The answer is simple and can be traced back to the historical influences of the Judeo-Christian and Byzantine traditions. Octopus, along with other types of seafood, does not contain blood. Consuming meat that contains blood has long been considered taboo within Jewish dietary practices. Christians, on the other hand, adopted similar food prohibitions at a later stage, specifically through the 58th Neara (imperial law) issued by Emperor Leo VI in the Byzantine Empire. As a result, even today, when observing fasting periods, individuals tend to abstain from consuming foods that have blood, including fish.

During Lent, the Church permits the consumption of fish on two specific occasions: the day of the Annunciation of the Virgin Mary (March 25) and Palm Sunday. The tradition of eating cod, particularly on March 25, has practical roots. Except for the islands, where fresh fish was always accessible, salted cod served as a convenient choice during those times. It was readily available and didn't require refrigeration, thus establishing itself as a significant part of our dietary customs in Greece.

The protagonists of the Greek Lenten table.

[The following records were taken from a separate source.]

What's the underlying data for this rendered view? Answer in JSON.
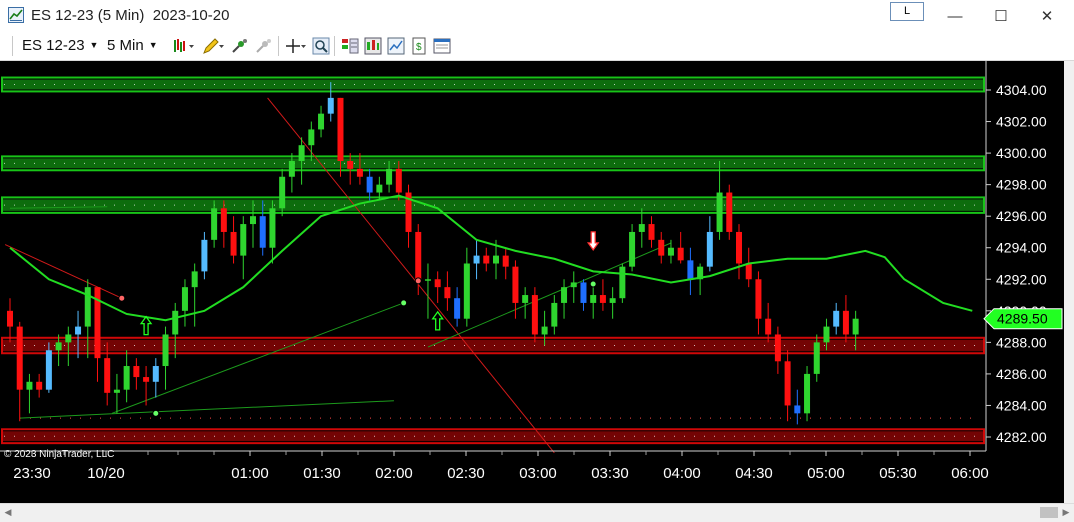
{
  "window": {
    "title": "ES 12-23 (5 Min)  2023-10-20",
    "link_button": "L",
    "minimize": "—",
    "maximize": "☐",
    "close": "✕"
  },
  "toolbar": {
    "instrument": "ES 12-23",
    "interval": "5 Min",
    "icons": [
      "bar-type-icon",
      "drawing-pencil-icon",
      "indicators-icon",
      "strategies-icon",
      "crosshair-icon",
      "zoom-icon",
      "chart-trader-icon",
      "data-box-icon",
      "properties-icon",
      "snapshot-icon",
      "share-icon"
    ]
  },
  "copyright": "© 2023 NinjaTrader, LLC",
  "colors": {
    "background": "#000000",
    "up_candle": "#2fd52f",
    "down_candle": "#ff1010",
    "tick_up": "#1f6fff",
    "tick_down": "#55bbff",
    "moving_average": "#22dd22",
    "green_zone": "#18c418",
    "red_zone": "#d10808",
    "price_marker": "#22ff22"
  },
  "chart_data": {
    "type": "candlestick",
    "instrument": "ES 12-23",
    "interval": "5 Min",
    "y_ticks": [
      4282.0,
      4284.0,
      4286.0,
      4288.0,
      4290.0,
      4292.0,
      4294.0,
      4296.0,
      4298.0,
      4300.0,
      4302.0,
      4304.0
    ],
    "ylim": [
      4280.0,
      4305.5
    ],
    "x_ticks": [
      "23:30",
      "10/20",
      "01:00",
      "01:30",
      "02:00",
      "02:30",
      "03:00",
      "03:30",
      "04:00",
      "04:30",
      "05:00",
      "05:30",
      "06:00"
    ],
    "last_price": "4289.50",
    "zones": [
      {
        "color": "green",
        "price_low": 4304.1,
        "price_high": 4304.6
      },
      {
        "color": "green",
        "price_low": 4299.1,
        "price_high": 4299.6
      },
      {
        "color": "green",
        "price_low": 4296.4,
        "price_high": 4297.0
      },
      {
        "color": "red",
        "price_low": 4287.5,
        "price_high": 4288.1
      },
      {
        "color": "red",
        "price_low": 4281.8,
        "price_high": 4282.3
      }
    ],
    "candles": [
      [
        4290,
        4290.8,
        4288,
        4289
      ],
      [
        4289,
        4289.3,
        4283,
        4285
      ],
      [
        4285,
        4286,
        4283.5,
        4285.5
      ],
      [
        4285.5,
        4286,
        4284.5,
        4285
      ],
      [
        4285,
        4288,
        4284.8,
        4287.5
      ],
      [
        4287.5,
        4288.5,
        4286.5,
        4288
      ],
      [
        4288,
        4289,
        4286.5,
        4288.5
      ],
      [
        4288.5,
        4290,
        4287,
        4289
      ],
      [
        4289,
        4292,
        4287,
        4291.5
      ],
      [
        4291.5,
        4291.5,
        4285.5,
        4287
      ],
      [
        4287,
        4288,
        4284,
        4284.8
      ],
      [
        4284.8,
        4286,
        4283.5,
        4285
      ],
      [
        4285,
        4287.5,
        4284.2,
        4286.5
      ],
      [
        4286.5,
        4287,
        4285,
        4285.8
      ],
      [
        4285.8,
        4286.5,
        4284,
        4285.5
      ],
      [
        4285.5,
        4287,
        4284.5,
        4286.5
      ],
      [
        4286.5,
        4289,
        4285,
        4288.5
      ],
      [
        4288.5,
        4290.5,
        4287,
        4290
      ],
      [
        4290,
        4292,
        4289,
        4291.5
      ],
      [
        4291.5,
        4293,
        4289,
        4292.5
      ],
      [
        4292.5,
        4295,
        4292,
        4294.5
      ],
      [
        4294.5,
        4297,
        4294,
        4296.5
      ],
      [
        4296.5,
        4297,
        4294,
        4295
      ],
      [
        4295,
        4296,
        4293,
        4293.5
      ],
      [
        4293.5,
        4296,
        4292,
        4295.5
      ],
      [
        4295.5,
        4297,
        4294,
        4296
      ],
      [
        4296,
        4297,
        4293.5,
        4294
      ],
      [
        4294,
        4297,
        4293,
        4296.5
      ],
      [
        4296.5,
        4299,
        4296,
        4298.5
      ],
      [
        4298.5,
        4300,
        4297.5,
        4299.5
      ],
      [
        4299.5,
        4301,
        4298,
        4300.5
      ],
      [
        4300.5,
        4302,
        4299.5,
        4301.5
      ],
      [
        4301.5,
        4303,
        4301,
        4302.5
      ],
      [
        4302.5,
        4304.5,
        4302,
        4303.5
      ],
      [
        4303.5,
        4303.5,
        4298.5,
        4299.5
      ],
      [
        4299.5,
        4300,
        4298,
        4299
      ],
      [
        4299,
        4300,
        4298,
        4298.5
      ],
      [
        4298.5,
        4299,
        4297,
        4297.5
      ],
      [
        4297.5,
        4298.5,
        4297,
        4298
      ],
      [
        4298,
        4299.5,
        4297.5,
        4299
      ],
      [
        4299,
        4299.5,
        4297,
        4297.5
      ],
      [
        4297.5,
        4298,
        4294,
        4295
      ],
      [
        4295,
        4295.5,
        4291,
        4292
      ],
      [
        4292,
        4293,
        4289.5,
        4292
      ],
      [
        4292,
        4292.5,
        4290.5,
        4291.5
      ],
      [
        4291.5,
        4292.5,
        4290,
        4290.8
      ],
      [
        4290.8,
        4291.5,
        4289,
        4289.5
      ],
      [
        4289.5,
        4294,
        4289,
        4293
      ],
      [
        4293,
        4294.5,
        4292,
        4293.5
      ],
      [
        4293.5,
        4294,
        4292.5,
        4293
      ],
      [
        4293,
        4294.5,
        4292,
        4293.5
      ],
      [
        4293.5,
        4294,
        4292,
        4292.8
      ],
      [
        4292.8,
        4293.2,
        4289.5,
        4290.5
      ],
      [
        4290.5,
        4291.5,
        4289.5,
        4291
      ],
      [
        4291,
        4291.5,
        4288,
        4288.5
      ],
      [
        4288.5,
        4290,
        4287.8,
        4289
      ],
      [
        4289,
        4291,
        4288.5,
        4290.5
      ],
      [
        4290.5,
        4292,
        4289.5,
        4291.5
      ],
      [
        4291.5,
        4292.5,
        4290.5,
        4291.8
      ],
      [
        4291.8,
        4292,
        4290,
        4290.5
      ],
      [
        4290.5,
        4291.5,
        4289.5,
        4291
      ],
      [
        4291,
        4292,
        4290,
        4290.5
      ],
      [
        4290.5,
        4291.5,
        4289.5,
        4290.8
      ],
      [
        4290.8,
        4293,
        4290.5,
        4292.8
      ],
      [
        4292.8,
        4295.5,
        4292.5,
        4295
      ],
      [
        4295,
        4296.5,
        4294,
        4295.5
      ],
      [
        4295.5,
        4296,
        4294,
        4294.5
      ],
      [
        4294.5,
        4295,
        4293,
        4293.5
      ],
      [
        4293.5,
        4294.5,
        4293,
        4294
      ],
      [
        4294,
        4295,
        4293,
        4293.2
      ],
      [
        4293.2,
        4294,
        4291,
        4292
      ],
      [
        4292,
        4293,
        4291,
        4292.8
      ],
      [
        4292.8,
        4296,
        4292.5,
        4295
      ],
      [
        4295,
        4299.5,
        4294.5,
        4297.5
      ],
      [
        4297.5,
        4298,
        4294.5,
        4295
      ],
      [
        4295,
        4295.5,
        4292,
        4293
      ],
      [
        4293,
        4294,
        4291.5,
        4292
      ],
      [
        4292,
        4292.5,
        4288.5,
        4289.5
      ],
      [
        4289.5,
        4290.5,
        4288,
        4288.5
      ],
      [
        4288.5,
        4289,
        4286,
        4286.8
      ],
      [
        4286.8,
        4287.5,
        4283,
        4284
      ],
      [
        4284,
        4285,
        4282.8,
        4283.5
      ],
      [
        4283.5,
        4286.5,
        4283,
        4286
      ],
      [
        4286,
        4288.5,
        4285.5,
        4288
      ],
      [
        4288,
        4289.5,
        4287.5,
        4289
      ],
      [
        4289,
        4290.5,
        4288.5,
        4290
      ],
      [
        4290,
        4291,
        4288,
        4288.5
      ],
      [
        4288.5,
        4290,
        4287.5,
        4289.5
      ]
    ],
    "moving_average": [
      [
        0,
        4294.0
      ],
      [
        4,
        4292.0
      ],
      [
        8,
        4291.0
      ],
      [
        12,
        4289.8
      ],
      [
        16,
        4289.4
      ],
      [
        20,
        4290.0
      ],
      [
        24,
        4291.5
      ],
      [
        28,
        4293.8
      ],
      [
        32,
        4296.0
      ],
      [
        36,
        4296.8
      ],
      [
        40,
        4297.3
      ],
      [
        44,
        4296.5
      ],
      [
        48,
        4294.5
      ],
      [
        52,
        4293.8
      ],
      [
        56,
        4293.3
      ],
      [
        60,
        4292.5
      ],
      [
        64,
        4292.3
      ],
      [
        68,
        4291.8
      ],
      [
        72,
        4292.2
      ],
      [
        76,
        4293.0
      ],
      [
        80,
        4293.3
      ],
      [
        84,
        4293.3
      ],
      [
        88,
        4293.8
      ],
      [
        90,
        4293.4
      ],
      [
        92,
        4292.0
      ],
      [
        96,
        4290.5
      ],
      [
        99,
        4290.0
      ]
    ],
    "trendlines": [
      {
        "color": "red",
        "from": [
          -0.5,
          4294.2
        ],
        "to": [
          11.5,
          4290.8
        ]
      },
      {
        "color": "red",
        "from": [
          26.5,
          4303.5
        ],
        "to": [
          56,
          4281.0
        ]
      },
      {
        "color": "green",
        "from": [
          1,
          4283.2
        ],
        "to": [
          39.5,
          4284.3
        ]
      },
      {
        "color": "green",
        "from": [
          10.5,
          4283.5
        ],
        "to": [
          40.5,
          4290.5
        ]
      },
      {
        "color": "green",
        "from": [
          43,
          4287.7
        ],
        "to": [
          68,
          4294.3
        ]
      },
      {
        "color": "green",
        "from": [
          0,
          4296.5
        ],
        "to": [
          10,
          4296.6
        ]
      }
    ],
    "signals": [
      {
        "type": "arrow-up",
        "color": "#22ff22",
        "index": 14,
        "price": 4289.0
      },
      {
        "type": "arrow-up",
        "color": "#22ff22",
        "index": 44,
        "price": 4289.3
      },
      {
        "type": "arrow-down",
        "color": "#ff3030",
        "index": 60,
        "price": 4294.5
      },
      {
        "type": "dot",
        "color": "#ff6666",
        "index": 11.5,
        "price": 4290.8
      },
      {
        "type": "dot",
        "color": "#66ff66",
        "index": 15,
        "price": 4283.5
      },
      {
        "type": "dot",
        "color": "#66ff66",
        "index": 40.5,
        "price": 4290.5
      },
      {
        "type": "dot",
        "color": "#ff6666",
        "index": 42,
        "price": 4291.9
      },
      {
        "type": "dot",
        "color": "#66ff66",
        "index": 60,
        "price": 4291.7
      }
    ]
  }
}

In earlier times, individuals who ventured into the ocean or possessed fishing equipment could easily acquire a variety of seafood, which served as a notable food source rich in protein. Considering the vital role of protein in sustaining the human body, particularly during extended periods of fasting, seafood naturally became a fundamental component of fasting meals. Therefore, it is not surprising that the wise Fathers of the Church, when establishing fasting periods, included shrimp, shellfish, crustaceans, calamari and octopus as permissible options for consumption.